Before the marketing push, transparency was defined as literally as you wrote it.  The problem was reality was so far off in the distance it didn't help or hurt anyone if it was never tried.  So along come improvements in technology and companies, ironically that dealers pay a ton of money, that decided they could turn "Transparency" into reality, or at least something they could make feel like reality.  The cat's out of the bag (The definition) and getting it back in can't happen by reminding everyone the bag is where it belongs, which is what I think a more literal definition does.  What you could say we suggest, which is me really pushing this analogy too far, is that we re-train the cat so that it's not clawing the hell out of us.  This is tricky because it takes convincing the benefactor of modern transparency that they can actually benefit more by loosening their grip on it.  You could say that's us getting the owner of the cat to let us train it (I know, I know, I'm done with the cat analogy I promise).

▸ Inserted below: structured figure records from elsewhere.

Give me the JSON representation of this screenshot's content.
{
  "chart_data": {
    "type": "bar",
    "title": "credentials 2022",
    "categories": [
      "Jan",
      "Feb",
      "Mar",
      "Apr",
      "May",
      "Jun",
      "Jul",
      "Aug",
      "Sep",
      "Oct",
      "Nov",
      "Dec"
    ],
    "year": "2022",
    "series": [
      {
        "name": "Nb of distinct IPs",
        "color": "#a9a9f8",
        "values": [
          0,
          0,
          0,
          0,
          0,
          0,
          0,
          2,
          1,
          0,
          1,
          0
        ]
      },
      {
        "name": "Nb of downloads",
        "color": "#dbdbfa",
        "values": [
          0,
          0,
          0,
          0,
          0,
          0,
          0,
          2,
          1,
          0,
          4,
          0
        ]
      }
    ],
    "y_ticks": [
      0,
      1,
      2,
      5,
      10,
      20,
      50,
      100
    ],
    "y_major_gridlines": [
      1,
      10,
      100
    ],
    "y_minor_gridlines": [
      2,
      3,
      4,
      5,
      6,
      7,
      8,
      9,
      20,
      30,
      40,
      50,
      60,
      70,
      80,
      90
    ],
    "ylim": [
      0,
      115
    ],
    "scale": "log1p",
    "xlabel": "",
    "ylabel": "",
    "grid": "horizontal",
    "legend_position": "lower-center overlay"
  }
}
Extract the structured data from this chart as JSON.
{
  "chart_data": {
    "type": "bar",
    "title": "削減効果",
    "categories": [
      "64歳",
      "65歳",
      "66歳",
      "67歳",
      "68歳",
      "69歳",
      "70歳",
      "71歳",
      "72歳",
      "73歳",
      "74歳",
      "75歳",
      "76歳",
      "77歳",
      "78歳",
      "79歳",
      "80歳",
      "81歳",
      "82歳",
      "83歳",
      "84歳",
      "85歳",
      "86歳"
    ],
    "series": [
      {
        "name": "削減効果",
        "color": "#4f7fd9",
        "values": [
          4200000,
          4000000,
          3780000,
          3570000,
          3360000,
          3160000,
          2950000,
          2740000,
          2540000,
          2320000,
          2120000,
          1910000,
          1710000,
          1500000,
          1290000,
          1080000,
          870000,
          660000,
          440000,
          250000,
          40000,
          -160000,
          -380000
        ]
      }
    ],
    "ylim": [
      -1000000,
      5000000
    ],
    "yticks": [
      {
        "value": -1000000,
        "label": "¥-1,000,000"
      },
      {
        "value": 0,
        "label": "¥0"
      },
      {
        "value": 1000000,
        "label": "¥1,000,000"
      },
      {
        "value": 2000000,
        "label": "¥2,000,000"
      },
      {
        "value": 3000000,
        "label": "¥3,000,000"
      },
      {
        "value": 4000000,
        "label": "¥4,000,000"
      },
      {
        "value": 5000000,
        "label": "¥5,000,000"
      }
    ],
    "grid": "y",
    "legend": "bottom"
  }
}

The point, which may have been lost in that darn analogy, is that if it's between being accurate and realistic we should choose to be realistic.  We know that a buyer paying a lower price isn't the end all be all determining factor for a good vs. a bad deal in their minds.  Margins continue to fall while consumer surveys remain as negative as ever.  It was a similar pain threshold that lead to the willingness of the consumer in the first place to accept anyone's promise of something better and run with it.  The consumer again appears to have arrived at a point, likely due to societal changes from tech advancements and the aging of millennials, that they are ready to try something new again.  If we are going to do our own defining it will need to be a group effort, "United we stand divided we fall" right?  A company like Gurus can make such a change without any of us having a say and if we ignore it eventually it becomes a "get on or get left behind" decision for dealers.  I say we get out in front of it this time so it's not about dealers going to where the consumers are, it's both sides coming together on a neutral field like the Florida Gators and Georgia do when they play in Jacksonville.  I know, I love my analogies.